The prevalent argument now is that military academies are different enough from colleges that it doesn’t make sense to put them under the same umbrella.
The students, like all members of the armed services, are already subject to the uniform code of military justice. As the code is the foundation of military law, academy cadets can face much harsher punishments than typical college students. Colleges can suspend or expel a student they believe committed a sexual assault. Academy cadets can be court-martialed.
And it does sometimes happen: a Naval Academy football player faced a court-martial in 2013, after he was accused of sexually assaulting a female midshipman, though he was found not guilty. Late last year, Congress approved changes to the code to toughen sanctions even further.
But, while the number of sexual assaults reported at two of the three major military academies has fallen in recent years, according to annual reports that the academies must provide to the Department of Defense, sexual assault remains a serious issue in the military and at its academies. Throuhgout the academies, 70 cases were reported last year, but surveys have shown that instances of sexual assault at military academies are still widely underreported. In 2012, 26,000 service members across the military said they had received unwanted sexual contact.

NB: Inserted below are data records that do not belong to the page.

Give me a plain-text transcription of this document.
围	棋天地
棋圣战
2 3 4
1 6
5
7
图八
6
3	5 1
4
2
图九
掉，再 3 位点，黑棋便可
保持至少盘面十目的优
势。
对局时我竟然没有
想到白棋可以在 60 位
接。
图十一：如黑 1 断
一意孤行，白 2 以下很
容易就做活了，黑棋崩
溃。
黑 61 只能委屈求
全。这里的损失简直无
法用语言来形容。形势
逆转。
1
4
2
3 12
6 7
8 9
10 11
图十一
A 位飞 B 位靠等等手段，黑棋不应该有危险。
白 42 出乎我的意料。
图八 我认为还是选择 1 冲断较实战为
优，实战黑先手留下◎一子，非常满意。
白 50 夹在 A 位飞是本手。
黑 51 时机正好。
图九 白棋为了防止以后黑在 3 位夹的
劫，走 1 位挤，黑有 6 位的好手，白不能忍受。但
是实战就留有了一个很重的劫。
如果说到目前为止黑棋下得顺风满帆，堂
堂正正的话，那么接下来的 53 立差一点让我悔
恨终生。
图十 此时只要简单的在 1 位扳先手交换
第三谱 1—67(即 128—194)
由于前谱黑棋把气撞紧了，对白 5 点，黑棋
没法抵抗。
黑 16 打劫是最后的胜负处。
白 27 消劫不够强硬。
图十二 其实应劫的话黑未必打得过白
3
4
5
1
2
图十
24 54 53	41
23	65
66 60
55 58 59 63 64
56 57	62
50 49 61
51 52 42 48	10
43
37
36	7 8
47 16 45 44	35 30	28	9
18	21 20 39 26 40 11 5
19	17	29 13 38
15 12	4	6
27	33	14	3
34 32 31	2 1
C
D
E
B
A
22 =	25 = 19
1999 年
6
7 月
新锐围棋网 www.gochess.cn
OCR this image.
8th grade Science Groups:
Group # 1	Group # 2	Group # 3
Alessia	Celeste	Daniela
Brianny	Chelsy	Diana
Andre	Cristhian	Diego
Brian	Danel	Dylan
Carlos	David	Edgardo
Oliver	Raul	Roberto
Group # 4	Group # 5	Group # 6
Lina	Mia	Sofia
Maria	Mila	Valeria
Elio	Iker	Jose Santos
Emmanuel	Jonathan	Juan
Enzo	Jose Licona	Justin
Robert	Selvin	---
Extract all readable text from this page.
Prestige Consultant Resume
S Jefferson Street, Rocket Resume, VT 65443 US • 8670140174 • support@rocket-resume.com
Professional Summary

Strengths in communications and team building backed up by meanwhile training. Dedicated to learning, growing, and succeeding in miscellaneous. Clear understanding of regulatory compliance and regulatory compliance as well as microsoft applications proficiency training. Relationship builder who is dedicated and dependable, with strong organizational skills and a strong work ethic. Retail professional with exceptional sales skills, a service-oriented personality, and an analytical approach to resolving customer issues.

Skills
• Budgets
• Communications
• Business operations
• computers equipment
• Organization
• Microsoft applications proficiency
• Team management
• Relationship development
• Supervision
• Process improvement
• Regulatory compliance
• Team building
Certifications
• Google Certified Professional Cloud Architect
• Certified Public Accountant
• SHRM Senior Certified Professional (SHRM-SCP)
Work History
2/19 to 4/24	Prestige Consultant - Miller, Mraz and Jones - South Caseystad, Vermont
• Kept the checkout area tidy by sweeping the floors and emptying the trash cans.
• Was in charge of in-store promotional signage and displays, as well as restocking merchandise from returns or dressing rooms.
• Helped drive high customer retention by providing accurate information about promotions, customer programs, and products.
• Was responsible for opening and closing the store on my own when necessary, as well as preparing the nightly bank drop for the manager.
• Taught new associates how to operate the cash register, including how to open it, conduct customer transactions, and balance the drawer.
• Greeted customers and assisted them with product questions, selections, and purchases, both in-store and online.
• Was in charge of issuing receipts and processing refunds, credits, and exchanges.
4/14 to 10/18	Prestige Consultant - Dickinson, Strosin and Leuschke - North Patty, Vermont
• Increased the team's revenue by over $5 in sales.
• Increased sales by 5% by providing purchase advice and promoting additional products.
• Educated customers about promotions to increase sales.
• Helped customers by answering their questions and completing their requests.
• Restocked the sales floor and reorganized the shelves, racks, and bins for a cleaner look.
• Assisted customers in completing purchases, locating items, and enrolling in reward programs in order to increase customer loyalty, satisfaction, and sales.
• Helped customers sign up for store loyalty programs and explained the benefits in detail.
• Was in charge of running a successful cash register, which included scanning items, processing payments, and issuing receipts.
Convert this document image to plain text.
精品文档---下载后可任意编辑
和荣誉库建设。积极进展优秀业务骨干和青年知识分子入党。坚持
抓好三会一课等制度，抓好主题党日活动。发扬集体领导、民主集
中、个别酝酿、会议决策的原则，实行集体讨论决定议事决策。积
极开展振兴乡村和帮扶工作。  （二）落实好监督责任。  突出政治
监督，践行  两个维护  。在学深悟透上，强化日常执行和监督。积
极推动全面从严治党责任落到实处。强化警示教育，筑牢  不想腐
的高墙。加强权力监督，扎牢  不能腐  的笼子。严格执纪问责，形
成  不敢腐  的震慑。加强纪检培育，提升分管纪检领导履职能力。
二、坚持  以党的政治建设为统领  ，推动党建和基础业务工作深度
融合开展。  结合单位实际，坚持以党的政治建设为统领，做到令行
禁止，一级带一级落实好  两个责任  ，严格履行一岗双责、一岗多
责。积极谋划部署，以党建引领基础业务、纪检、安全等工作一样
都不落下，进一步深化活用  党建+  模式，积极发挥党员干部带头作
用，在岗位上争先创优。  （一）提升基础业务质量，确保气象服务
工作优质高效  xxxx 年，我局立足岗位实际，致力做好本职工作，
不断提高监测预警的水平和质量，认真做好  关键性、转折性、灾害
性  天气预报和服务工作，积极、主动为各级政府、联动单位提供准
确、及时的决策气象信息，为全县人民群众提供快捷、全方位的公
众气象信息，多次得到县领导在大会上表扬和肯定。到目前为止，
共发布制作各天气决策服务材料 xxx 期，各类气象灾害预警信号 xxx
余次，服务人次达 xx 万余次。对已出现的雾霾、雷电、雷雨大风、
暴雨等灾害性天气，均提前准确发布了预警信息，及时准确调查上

“They say, ‘We take care of our students and you need to leave us alone to do that,’ ” said Beth Hillman, a former Air Force Academy history professor and current provost of the University of California Hastings College of Law. “But we’ve left you alone for a long time, and you have not fixed this problem."
The problem is not that sanctions for offenders are weak, said Kristine Newhall, a lecturer at the University of Massachusetts and contributor to the Title IX Blog, but that too few sanctions exist for service academies who mishandle or fail to enforce sexual assault policies.
“They can say that they have policies in place that are already effective," Newhall said. "The issue in saying that is, who oversees how effective they really are? Every school, whether military or not, will say their policies are effective. But we have the Department of Education's Office for Civil Rights that can come in and say, 'No, they’re not,' and in a very public way. That isn’t the standard that military academies are being held to.”
College and universities that mishandle sexual assault cases on their campus are subject to investigations by the Office for Civil Rights and any student can file a complaint to prompt such an investigation. The names of institutions under investigation are displayed on a publicly available list. If they don't comply with Title IX laws, institutions can lose federal financial aid funding. At a summit about campus sexual assault organized by Dartmouth College in July, Catherine Lhamon, the assistant secretary who oversees Office for Civil Rights, said she has already threatened to pull federal funding at four colleges.
Lhamon has no such power over service academies. There are no Title IX officers for a sexual assault victim to turn to, nor can they file a complaint with state and federal offices if they believe their case was mishandled. The power for sending offenders to a court-martial remains with commanders, not prosecutors. Furthermore, victims cannot bring civil action against their academies because of the Feres Doctrine, which bars service members from suing the military in civilian courts.
Without Title IX, women have very few civil rights protections at military academies, Bhagwati, of SWAN, said.
"Both within the academies and the broader military, there’s very little legal deterrent to enforcing good policy and protecting students," Bhagwati said. "Your institution has no incentive to do the right thing, so you’re just counting on the character of your leadership. This makes being a woman at the service academies a very, very risky thing.”